Department of Surgery, Comprehensive Wound Center, Ohio State University Medical Center, Columbus, OH.
J Am Coll Surg. 2019 Jan;228(1):107-115. doi: 10.1016/j.jamcollsurg.2018.09.017. Epub 2018 Oct 22.
Diabetic wounds have become one of the most challenging public health issues of the 21st century, yet there is no effective treatment available. We have previously shown that the diabetic wound healing impairment is associated with increased inflammation and decreased expression of the regulatory microRNA miR-146a. We have conjugated miR-146a to cerium oxide nanoparticles (CNP-miR146a) to target reactive oxygen species (ROS) and inflammation. This study aimed to evaluate the consequences of CNP-miR146a treatment of diabetic wounds.

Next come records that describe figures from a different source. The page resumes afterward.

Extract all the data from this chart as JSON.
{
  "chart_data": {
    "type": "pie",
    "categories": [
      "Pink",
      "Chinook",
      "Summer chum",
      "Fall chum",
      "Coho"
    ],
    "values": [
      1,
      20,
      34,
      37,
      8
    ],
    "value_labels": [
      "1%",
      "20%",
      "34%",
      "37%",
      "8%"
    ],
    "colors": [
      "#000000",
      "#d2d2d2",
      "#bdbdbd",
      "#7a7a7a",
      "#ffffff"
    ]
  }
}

Eight-millimeter wounds were created on the dorsal skin of Db/Db mice and treated with PBS or differing concentrations of CNP-mir146a (1; 10; 100; or 1,000 ng) at the time of wounding. Rate of wound closure was measured until the wounds were fully healed. At 4 weeks post-healing, a dumbbell-shaped skin sample was collected, with the healed wound in the center, and an Instron 5942 testing unit was used to measure the maximum load and modulus.

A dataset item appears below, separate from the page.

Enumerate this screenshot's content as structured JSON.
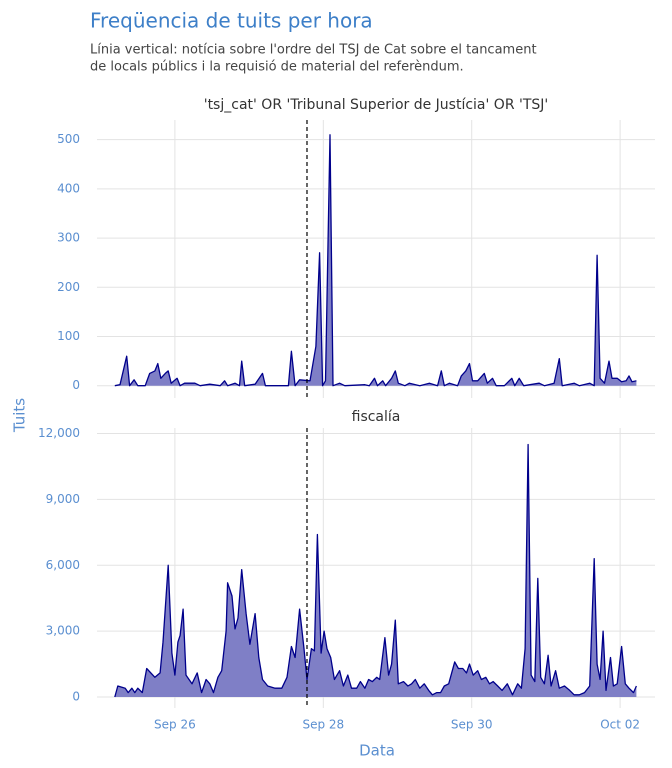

Our data showed that diabetic wounds treated with PBS or 1 ng CNP-miR146a took 18 days to heal. Treatment with 10, 100, or 1,000 ng of CNP+miR-146a effectively enhanced healing, and wounds were fully closed at day 14 post-wounding. The healed skin from the CNP-miR146a-treated group showed a trend of improved biomechanical properties (increased maximum load and modulus), however it did not reach significance.
We found that a 100-ng dose of CNP-miR146a improved diabetic wound healing and did not impair the biomechanical properties of the skin post-healing. This nanotechnology-based therapy is promising, and future studies are warranted to transfer this therapy to clinical application.
糖尿病伤口已成为 21 世纪最具挑战性的公共卫生问题之一,但目前尚无有效的治疗方法。我们之前的研究表明,糖尿病伤口愈合受损与炎症增加和调节 microRNA miR-146a 的表达减少有关。我们已经将 miR-146a 与氧化铈纳米粒子(CNP-miR146a)缀合,以靶向活性氧(ROS)和炎症。本研究旨在评估 CNP-miR146a 治疗糖尿病伤口的后果。
在 Db/Db 小鼠的背部皮肤创建 8 毫米的伤口,并在受伤时用 PBS 或不同浓度的 CNP-mir146a(1;10;100;或 1,000 ng)处理。测量伤口闭合率,直到伤口完全愈合。在愈合后 4 周,收集哑铃形皮肤样本,愈合伤口位于中心,使用 Instron 5942 测试单元测量最大负载和模量。
我们的数据表明,用 PBS 或 1 ng CNP-miR146a 治疗的糖尿病伤口需要 18 天才能愈合。用 10、100 或 1,000 ng 的 CNP+miR-146a 治疗可有效促进愈合,伤口在受伤后 14 天完全闭合。从 CNP-miR146a 处理组的愈合皮肤中观察到生物力学性能(最大负载和模量增加)改善的趋势,但未达到显著水平。
我们发现 100 ng 剂量的 CNP-miR146a 可改善糖尿病伤口愈合,且不会损害愈合后皮肤的生物力学性能。这种基于纳米技术的治疗方法很有前途,需要进一步的研究将该疗法转化为临床应用。